198   vain   2010 Oct 1, 8:46am  

warblah says

bubblesitter says


I don’t see the bottom yet. This is one dropped from whopping 559K to 429K in a week.
http://www.redfin.com/CA/Cypress/5591-Newman-St-90630/home/3991345

Am I missing something? This one was sold last november for $300k…
And Zillow estimate for it is only around $330k

Since the year built is 2010, I suspect that the sale last November may have been the land only; or maybe unfinished construction.

199   bubblesitter   2010 Oct 1, 9:03am  

Vain says

bubblesitter says

I don’t see the bottom yet. This is one dropped from whopping 559K to 429K in a week.

http://www.redfin.com/CA/Cypress/5591-Newman-St-90630/home/3991345

If this was in my area, I suspect the winning bid will be $595k or something ridiculous that tops the original list price. Agents have that much influence.

I suspect that too. Multiple bid strategy by the seller. I'd be watching to see what price does it sell for.

200   RayAmerica   2010 Oct 1, 9:28am  

Troy says

it’s the TRADE deficit that is giving the Chinese our money, not our gummint deficits.

How much in U.S. securities do the Chinese hold? Do you even know? Here's some help in case you're stumbling for an answer:

http://www.ustreas.gov/tic/mfh.txt

Troy says

So much for THAT thesis.

Also, note that Japan is right up there at #2 in the amount they hold in U.S. securities. I wonder if that has anything at all with the unbalanced trade policies they FORCE on us?

201   Â¥   2010 Oct 1, 2:47pm  

RayAmerica says

Do you even know?

Since I posted THAT EXACT FUCKING LINK in my original above, yes.

Now go back to that link and compare China's holdings YOY, and you will find my point.

202   Â¥   2010 Oct 1, 2:48pm  

RayAmerica says

I wonder if that has anything at all with the unbalanced trade policies they FORCE on us?

They don't force shit on us.

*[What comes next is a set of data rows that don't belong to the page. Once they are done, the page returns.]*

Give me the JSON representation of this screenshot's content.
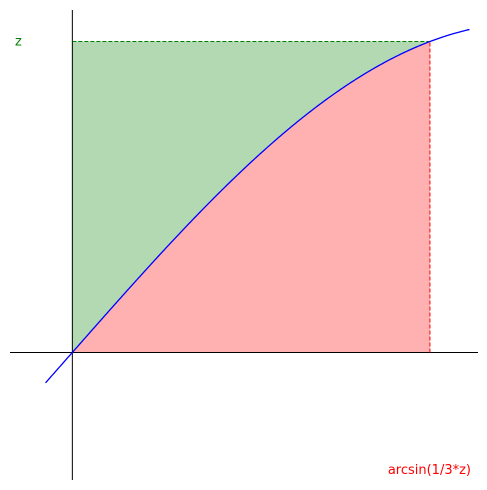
{
  "chart_data": {
    "type": "area",
    "title": "",
    "y_label": "z",
    "x_label": "arcsin(1/3*z)",
    "function": "sin",
    "point": {
      "x": 1.2309594173407747,
      "y": 0.9428090415820634
    },
    "xlim": [
      -0.2146,
      1.3963
    ],
    "ylim": [
      -0.3868,
      1.0384
    ],
    "curve": {
      "x_start": -0.0924,
      "x_end": 1.367
    },
    "grid": false,
    "colors": {
      "curve": "#0000ff",
      "area_below": "#ffb0b0",
      "area_above": "#b3d9b3",
      "x_marker": "#ff0000",
      "y_marker": "#008000",
      "axes": "#000000"
    }
  }
}
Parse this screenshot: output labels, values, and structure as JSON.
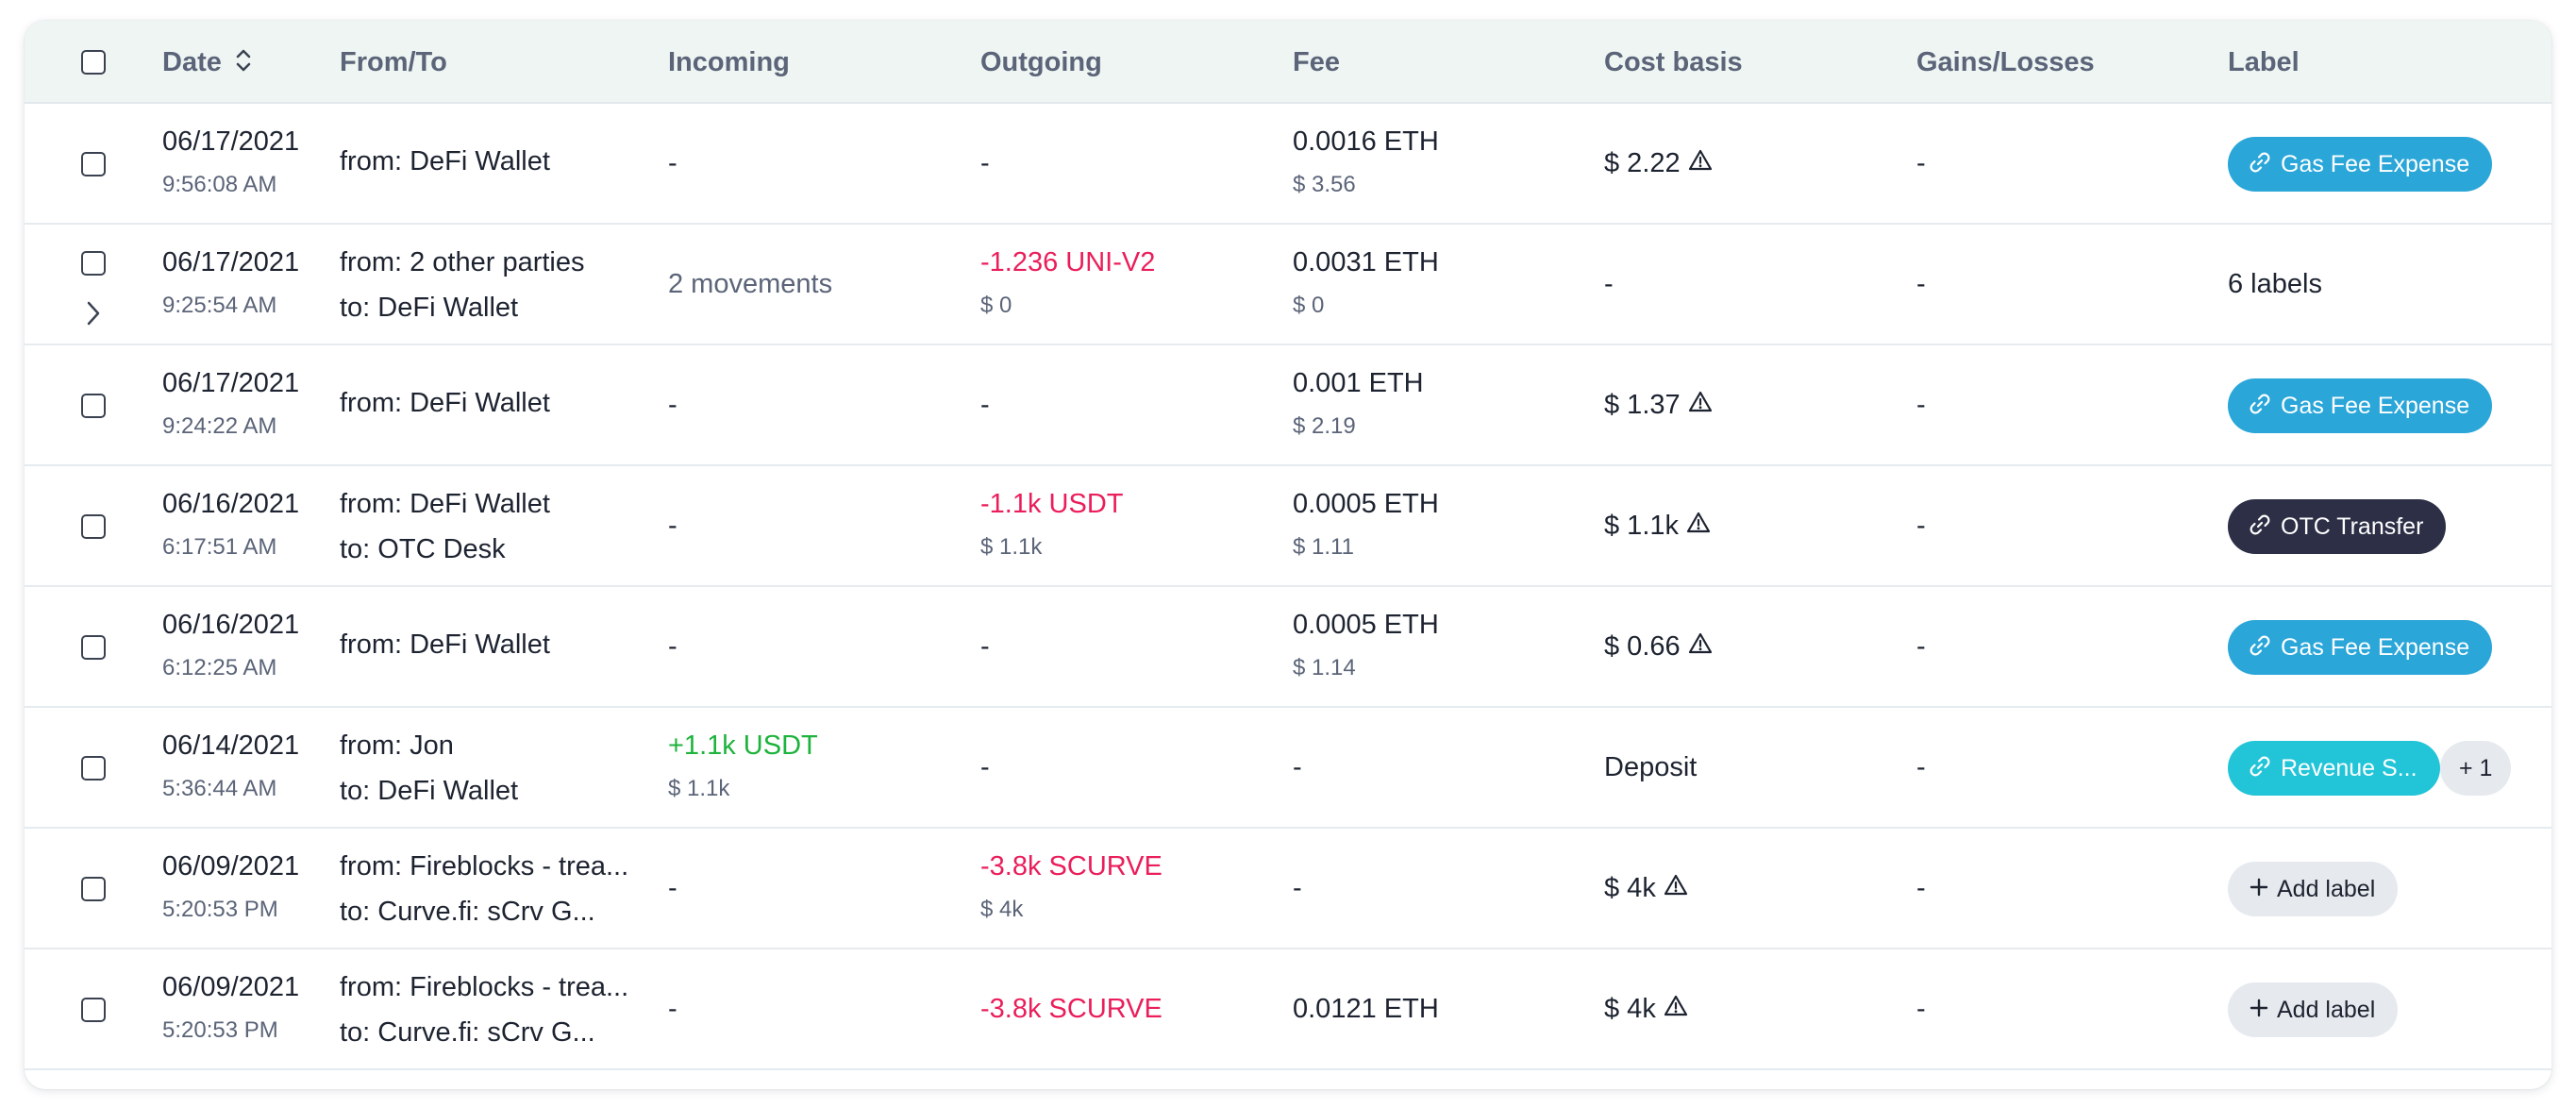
{
  "header": {
    "date": "Date",
    "from_to": "From/To",
    "incoming": "Incoming",
    "outgoing": "Outgoing",
    "fee": "Fee",
    "cost_basis": "Cost basis",
    "gains_losses": "Gains/Losses",
    "label": "Label"
  },
  "colors": {
    "header_bg": "#eef5f3",
    "negative": "#ea1e5b",
    "positive": "#1db33c",
    "label_gas_fee": "#2aa6d9",
    "label_revenue": "#22c4d8",
    "label_otc": "#2c2f45"
  },
  "rows": [
    {
      "date": "06/17/2021",
      "time": "9:56:08 AM",
      "from": "from: DeFi Wallet",
      "to": "",
      "incoming": "-",
      "incoming_sub": "",
      "outgoing": "-",
      "outgoing_sub": "",
      "fee": "0.0016 ETH",
      "fee_sub": "$ 3.56",
      "cost_basis": "$ 2.22",
      "cost_warning": true,
      "gains": "-",
      "label": "Gas Fee Expense",
      "label_icon": "link-icon"
    },
    {
      "date": "06/17/2021",
      "time": "9:25:54 AM",
      "from": "from: 2 other parties",
      "to": "to: DeFi Wallet",
      "incoming": "2 movements",
      "incoming_sub": "",
      "outgoing": "-1.236 UNI-V2",
      "outgoing_sub": "$ 0",
      "fee": "0.0031 ETH",
      "fee_sub": "$ 0",
      "cost_basis": "-",
      "cost_warning": false,
      "gains": "-",
      "label": "6 labels"
    },
    {
      "date": "06/17/2021",
      "time": "9:24:22 AM",
      "from": "from: DeFi Wallet",
      "to": "",
      "incoming": "-",
      "incoming_sub": "",
      "outgoing": "-",
      "outgoing_sub": "",
      "fee": "0.001 ETH",
      "fee_sub": "$ 2.19",
      "cost_basis": "$ 1.37",
      "cost_warning": true,
      "gains": "-",
      "label": "Gas Fee Expense",
      "label_icon": "link-icon"
    },
    {
      "date": "06/16/2021",
      "time": "6:17:51 AM",
      "from": "from: DeFi Wallet",
      "to": "to: OTC Desk",
      "incoming": "-",
      "incoming_sub": "",
      "outgoing": "-1.1k USDT",
      "outgoing_sub": "$ 1.1k",
      "fee": "0.0005 ETH",
      "fee_sub": "$ 1.11",
      "cost_basis": "$ 1.1k",
      "cost_warning": true,
      "gains": "-",
      "label": "OTC Transfer",
      "label_icon": "link-icon"
    },
    {
      "date": "06/16/2021",
      "time": "6:12:25 AM",
      "from": "from: DeFi Wallet",
      "to": "",
      "incoming": "-",
      "incoming_sub": "",
      "outgoing": "-",
      "outgoing_sub": "",
      "fee": "0.0005 ETH",
      "fee_sub": "$ 1.14",
      "cost_basis": "$ 0.66",
      "cost_warning": true,
      "gains": "-",
      "label": "Gas Fee Expense",
      "label_icon": "link-icon"
    },
    {
      "date": "06/14/2021",
      "time": "5:36:44 AM",
      "from": "from: Jon",
      "to": "to: DeFi Wallet",
      "incoming": "+1.1k USDT",
      "incoming_sub": "$ 1.1k",
      "outgoing": "-",
      "outgoing_sub": "",
      "fee": "-",
      "fee_sub": "",
      "cost_basis": "Deposit",
      "cost_warning": false,
      "gains": "-",
      "label": "Revenue S...",
      "label_icon": "link-icon",
      "label_extra": "+ 1"
    },
    {
      "date": "06/09/2021",
      "time": "5:20:53 PM",
      "from": "from: Fireblocks - trea...",
      "to": "to: Curve.fi: sCrv G...",
      "incoming": "-",
      "incoming_sub": "",
      "outgoing": "-3.8k SCURVE",
      "outgoing_sub": "$ 4k",
      "fee": "-",
      "fee_sub": "",
      "cost_basis": "$ 4k",
      "cost_warning": true,
      "gains": "-",
      "label": "Add label",
      "label_icon": "plus-icon"
    },
    {
      "date": "06/09/2021",
      "time": "5:20:53 PM",
      "from": "from: Fireblocks - trea...",
      "to": "to: Curve.fi: sCrv G...",
      "incoming": "-",
      "incoming_sub": "",
      "outgoing": "-3.8k SCURVE",
      "outgoing_sub": "",
      "fee": "0.0121 ETH",
      "fee_sub": "",
      "cost_basis": "$ 4k",
      "cost_warning": true,
      "gains": "-",
      "label": "Add label",
      "label_icon": "plus-icon"
    }
  ]
}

We're just being sold down the river.

203   Mark_LA   2010 Oct 1, 3:29pm  

Troy says

RayAmerica says

Do you even know?

Since I posted THAT EXACT FUCKING LINK in my original above, yes.
Now go back to that link and compare China’s holdings YOY, and you will find my point.

As Peter Schiff explains in this video: http://www.youtube.com/watch?v=NkEtArDFNYA :
"Of Course We're Not Going To Pay Back The Chinese" (Greatest Schiff Clip Of All Time).

204   Mark_LA   2010 Oct 1, 3:38pm  

Troy says

RayAmerica says

I wonder if that has anything at all with the unbalanced trade policies they FORCE on us?

They don’t force shit on us. We’re just being sold down the river.

No way are we that stupid, we'll just run the printing presses at the Fed full steam 24x7 until inflation takes care of all of our problems. Who cares if we owe 900+ billion to the Chinese, in Zimbabwe, everyone's a billionaire: http://reynaelena.com/2009/02/13/in-zimbabwe-everybody-is-a-billionaire/

We'll hire this little boy to pay back Hu Jintao his 900+ billion, but in U.S. Dollars:

That'll show them not to try to pull a fast one on us in the future by trying to make us their debt slaves! That's the beauty and the power we hold by the U.S. Dollar being the world's primary reserve currency.